Effect of Volume and Temperature on the Global and Segmental Dynamics in Polypropylene Glycol and 1,4-polyisoprene

TL;DR

This study analyzes dielectric relaxation data for polypropylene glycol and 1,4-polyisoprene to understand how temperature and volume influence their relaxation dynamics, revealing thermal energy's dominant role and a specific scaling behavior.

Contribution

It demonstrates that both polymers' relaxation times are primarily governed by thermal energy and introduces a volume-temperature scaling based on an inverse power law of the intermolecular potential.

Findings

Relaxation modes are more influenced by thermal energy than volume at high temperatures.

Superposition of relaxation data when scaled by temperature and volume raised to a power.

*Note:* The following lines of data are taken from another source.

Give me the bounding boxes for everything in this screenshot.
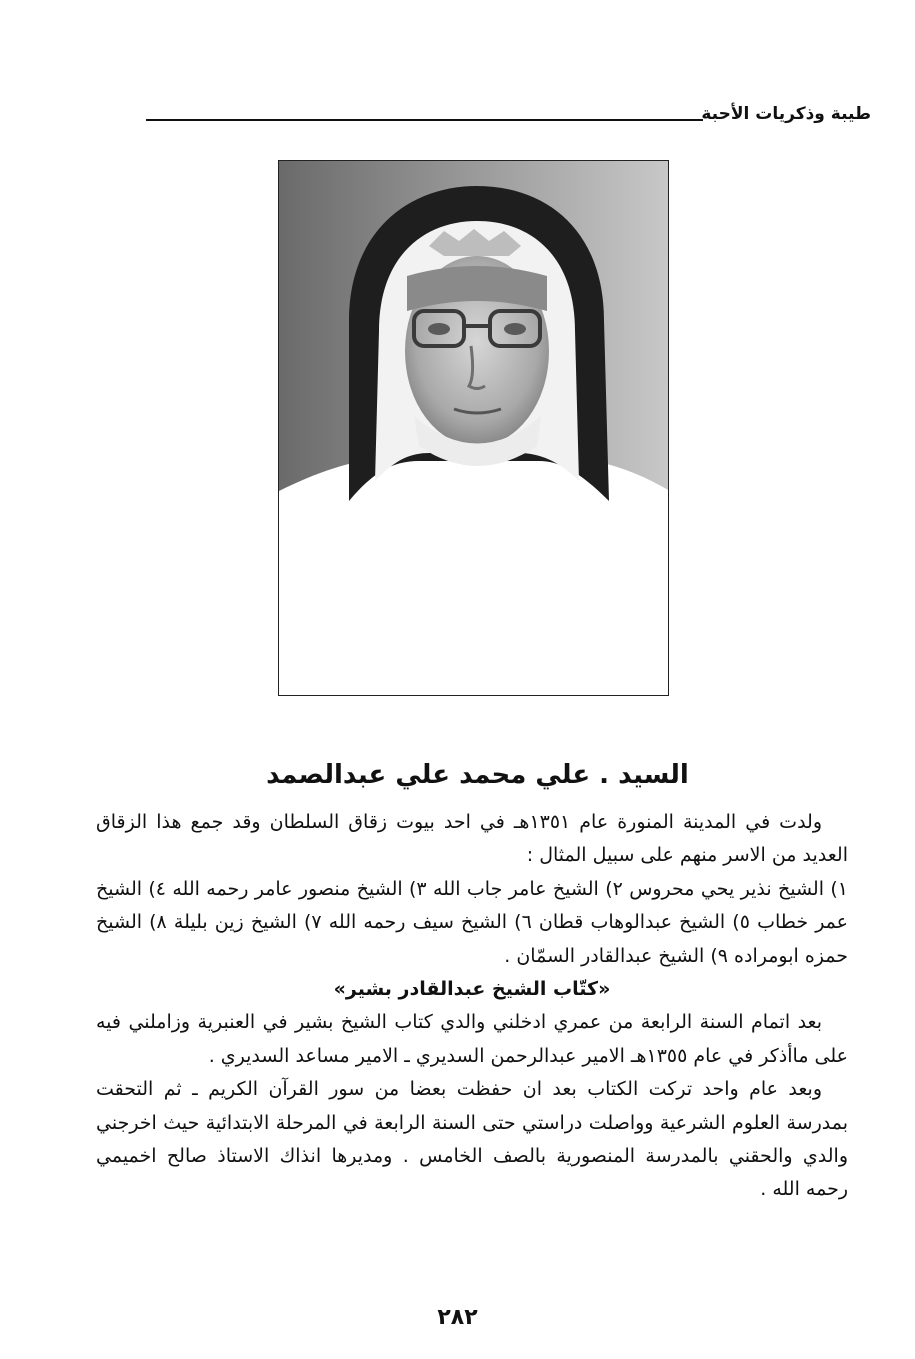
paragraph-birth: ولدت في المدينة المنورة عام ١٣٥١هـ في احد بيوت زقاق السلطان وقد جمع هذا الزقاق العديد من الاسر منهم على سبيل المثال : [96, 811, 848, 867]
header-rule [146, 119, 703, 121]
running-header [146, 104, 871, 130]
body-text [96, 806, 848, 1207]
header-title: طيبة وذكريات الأحبة [701, 104, 871, 124]
paragraph-neighbors-list: ١) الشيخ نذير يحي محروس ٢) الشيخ عامر جاب الله ٣) الشيخ منصور عامر رحمه الله ٤) الشيخ عمر خطاب ٥) الشيخ عبدالوهاب قطان ٦) الشيخ سيف رحمه الله ٧) الشيخ زين بليلة ٨) الشيخ حمزه ابومراده ٩) الشيخ عبدالقادر السمّان . [96, 877, 848, 967]
section-subheading: «كتّاب الشيخ عبدالقادر بشير» [333, 978, 611, 1001]
paragraph-schooling: وبعد عام واحد تركت الكتاب بعد ان حفظت بعضا من سور القرآن الكريم ـ ثم التحقت بمدرسة العلوم الشرعية وواصلت دراستي حتى السنة الرابعة في المرحلة الابتدائية حيث اخرجني والدي والحقني بالمدرسة المنصورية بالصف الخامس . ومديرها انذاك الاستاذ صالح اخميمي رحمه الله . [96, 1078, 848, 1201]
person-name-heading: السيد . علي محمد علي عبدالصمد [266, 760, 689, 790]
portrait-photo [278, 160, 669, 696]
page-number: ٢٨٢ [437, 1305, 478, 1330]
paragraph-kuttab: بعد اتمام السنة الرابعة من عمري ادخلني والدي كتاب الشيخ بشير في العنبرية وزاملني فيه على ماأذكر في عام ١٣٥٥هـ الامير عبدالرحمن السديري ـ الامير مساعد السديري . [96, 1011, 848, 1067]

The volume exponent suggests a relatively soft intermolecular potential.

Abstract

Published dielectric relaxation measurements on polypropylene glycol and 1,4-polyisoprene are analyzed to determine the relative effect that thermal energy and volume have on the temperature dependence of the normal mode relaxation times, and compare this to their effect on the temperature dependence of the local segmental relaxation times. We find that for both polymers at temperatures well above Tg, both relaxation modes are governed more by thermal energy than by volume, although the latter's contribution is not negligible. Such a result is consistent with an assumption underlying models for polymer viscoelasticity, such as the Rouse and tube models, that the friction coefficient governing motions over large length scales can be identified with the local segmental friction coefficient. We also show that relaxation data for both the segmental and the normal mode superimpose, when expressed as a function of the product of the temperature and the volume, the latter raised to a power. This scaling form arises from an inverse power form for the intermolecular potential. The value of the exponent on the volume for these two polymers indicates a relatively "soft" potential.